Healthcare Scorecard Comes Up Short
CREATED BY THE Commonwealth Fund Commission on a High Performance Health System, the National Scorecard on U.S. Health System Performance is the first-ever comprehensive means of measuring and monitoring healthcare outcomes, quality, access, efficiency, and equity in one report. Its findings indicate that America’s health system falls far short of what is attainable (overall score of 66 out of a possible 100, based on 37 indicators), when comparing actual national performance to achievable benchmarks.

Thus, the scorecard makes a compelling case for change—that our health system needs to focus on improving health outcomes for people over the course of their lives, as they move from place to place and from one site of care to another. Whether through more integrated healthcare delivery organizations, more accountable physician groups, or more integrated health information systems, we need to link patients, care teams, and information together. At the same time, we need to deliver safer and more reliable care. “There is an urgent need to protect patients, and the lack of meaningful progress in improving safety and quality in the U.S. healthcare system is frustrating to employers who can no longer afford to sustain rising and uncontrollable healthcare costs,” says Helen Darling, president, National Business Group on Health.

As a result, the National Business Group on Health has adopted three recommendations for employers to help improve the quality and safety of healthcare provided to U.S. employees and their families: (1) stop paying medical claims for avoidable medical errors (such as wrong surgical procedures or medication errors resulting in death or disability); (2) require hospitals and healthcare systems to be unequivocally committed to a culture of safety; and (3) require that hospitals and healthcare systems implement health information technology, including electronic medical records and personal health records for all patients.

Team Gemini Great Pumpkin Carve
Coincidental with Denver’s first snow of the season, Gemini Group, Inc. family and friends gathered for a pumpkin carving bash. On Tuesday, October 17, fourteen young and young-at-heart rolled in their special squashes and rolled up their sleeves to join in this warm fall event organized by account manager Carrie Sergeant. Among the highlights: Benefit consultant Lee Littlejohn turned out a gorgeous gourd with account manager Donna Cagle’s grandson Michael, aka “Mr. Bird”, 5. Littlejohn described the resulting jack-o-lantern as “happy go lucky”. And benefit analyst Nathan Wolfe punctuated the party with his meticulously whittled witch. Can ice sculpture be far off?

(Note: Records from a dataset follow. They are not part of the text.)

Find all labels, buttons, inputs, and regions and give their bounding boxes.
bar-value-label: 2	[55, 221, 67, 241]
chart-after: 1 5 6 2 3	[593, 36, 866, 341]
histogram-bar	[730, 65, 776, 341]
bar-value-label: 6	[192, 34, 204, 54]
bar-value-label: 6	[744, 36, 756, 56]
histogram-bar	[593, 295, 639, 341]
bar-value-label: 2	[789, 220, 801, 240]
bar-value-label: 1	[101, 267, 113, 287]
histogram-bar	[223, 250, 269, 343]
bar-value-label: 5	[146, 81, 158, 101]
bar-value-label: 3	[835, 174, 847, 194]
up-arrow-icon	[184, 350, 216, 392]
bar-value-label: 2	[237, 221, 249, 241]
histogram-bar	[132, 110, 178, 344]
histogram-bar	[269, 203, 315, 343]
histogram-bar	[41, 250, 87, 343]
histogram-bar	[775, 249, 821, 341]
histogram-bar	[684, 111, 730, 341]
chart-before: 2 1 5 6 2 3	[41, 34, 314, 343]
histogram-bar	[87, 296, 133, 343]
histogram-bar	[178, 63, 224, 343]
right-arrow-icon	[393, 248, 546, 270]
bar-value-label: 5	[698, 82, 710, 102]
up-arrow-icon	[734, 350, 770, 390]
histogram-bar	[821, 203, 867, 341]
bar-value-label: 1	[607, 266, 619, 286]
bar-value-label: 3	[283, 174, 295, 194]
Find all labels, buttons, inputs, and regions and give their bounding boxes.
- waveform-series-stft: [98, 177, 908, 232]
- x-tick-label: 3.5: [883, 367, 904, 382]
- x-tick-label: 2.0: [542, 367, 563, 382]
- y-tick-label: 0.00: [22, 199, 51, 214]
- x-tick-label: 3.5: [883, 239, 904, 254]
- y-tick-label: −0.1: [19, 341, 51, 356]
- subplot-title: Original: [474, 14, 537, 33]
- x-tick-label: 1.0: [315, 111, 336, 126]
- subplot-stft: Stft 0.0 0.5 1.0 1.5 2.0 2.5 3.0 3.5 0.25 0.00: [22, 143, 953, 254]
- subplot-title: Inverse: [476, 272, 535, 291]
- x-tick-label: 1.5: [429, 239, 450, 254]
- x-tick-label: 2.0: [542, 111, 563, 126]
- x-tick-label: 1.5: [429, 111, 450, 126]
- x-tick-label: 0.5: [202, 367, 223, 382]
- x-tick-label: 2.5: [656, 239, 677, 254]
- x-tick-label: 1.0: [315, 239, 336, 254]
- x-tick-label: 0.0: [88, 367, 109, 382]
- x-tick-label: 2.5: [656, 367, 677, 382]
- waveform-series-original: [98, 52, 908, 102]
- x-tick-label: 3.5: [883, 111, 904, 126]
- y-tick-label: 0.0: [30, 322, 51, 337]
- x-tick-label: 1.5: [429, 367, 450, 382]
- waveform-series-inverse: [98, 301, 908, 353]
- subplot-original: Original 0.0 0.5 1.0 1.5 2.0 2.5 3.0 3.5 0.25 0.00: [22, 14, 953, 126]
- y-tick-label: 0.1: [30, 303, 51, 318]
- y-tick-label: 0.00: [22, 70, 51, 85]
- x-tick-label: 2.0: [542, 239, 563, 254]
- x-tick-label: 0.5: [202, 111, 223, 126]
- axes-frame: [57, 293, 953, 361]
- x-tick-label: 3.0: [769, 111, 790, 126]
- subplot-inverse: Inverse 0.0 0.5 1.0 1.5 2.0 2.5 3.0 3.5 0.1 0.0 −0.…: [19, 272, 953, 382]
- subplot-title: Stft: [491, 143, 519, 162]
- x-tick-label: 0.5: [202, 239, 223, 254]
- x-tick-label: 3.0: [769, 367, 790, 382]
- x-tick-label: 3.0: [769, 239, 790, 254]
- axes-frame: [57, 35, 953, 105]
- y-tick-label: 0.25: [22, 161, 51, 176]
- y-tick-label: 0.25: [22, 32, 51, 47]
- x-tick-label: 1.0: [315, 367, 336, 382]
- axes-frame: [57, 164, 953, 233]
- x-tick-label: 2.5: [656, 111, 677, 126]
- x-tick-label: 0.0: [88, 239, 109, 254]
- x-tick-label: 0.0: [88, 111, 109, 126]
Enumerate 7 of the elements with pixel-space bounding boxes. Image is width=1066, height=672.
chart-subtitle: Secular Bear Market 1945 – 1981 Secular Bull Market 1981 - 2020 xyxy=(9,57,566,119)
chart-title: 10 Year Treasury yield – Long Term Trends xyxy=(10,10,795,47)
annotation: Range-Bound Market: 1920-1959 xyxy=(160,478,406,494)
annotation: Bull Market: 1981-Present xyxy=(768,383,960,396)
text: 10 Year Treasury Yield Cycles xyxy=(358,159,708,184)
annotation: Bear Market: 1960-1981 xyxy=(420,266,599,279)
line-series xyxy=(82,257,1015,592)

. . . . . . . . . Bulletin Briefs. . . . . .
2007 Forecast Reveals Modest Pay Raises
Experts predict that the average salaried worker can expect a pay increase of 3.5% to 4% in 2007. “Compensation practices continue to evolve, with a greater linking of pay for all employees to business outcome,” says Larry Reissman, principal, Buck Consultants.

Provide Notices of Creditable/Noncreditable Coverage by Nov. 14
The annual Medicare Part D enrollment period begins Nov. 15-Dec. 31, 2006. Unless an individual received a notice of creditable or noncredit able coverage on or after Nov. 15, 2005, a new notice must be provided no later than Nov. 14, 2006.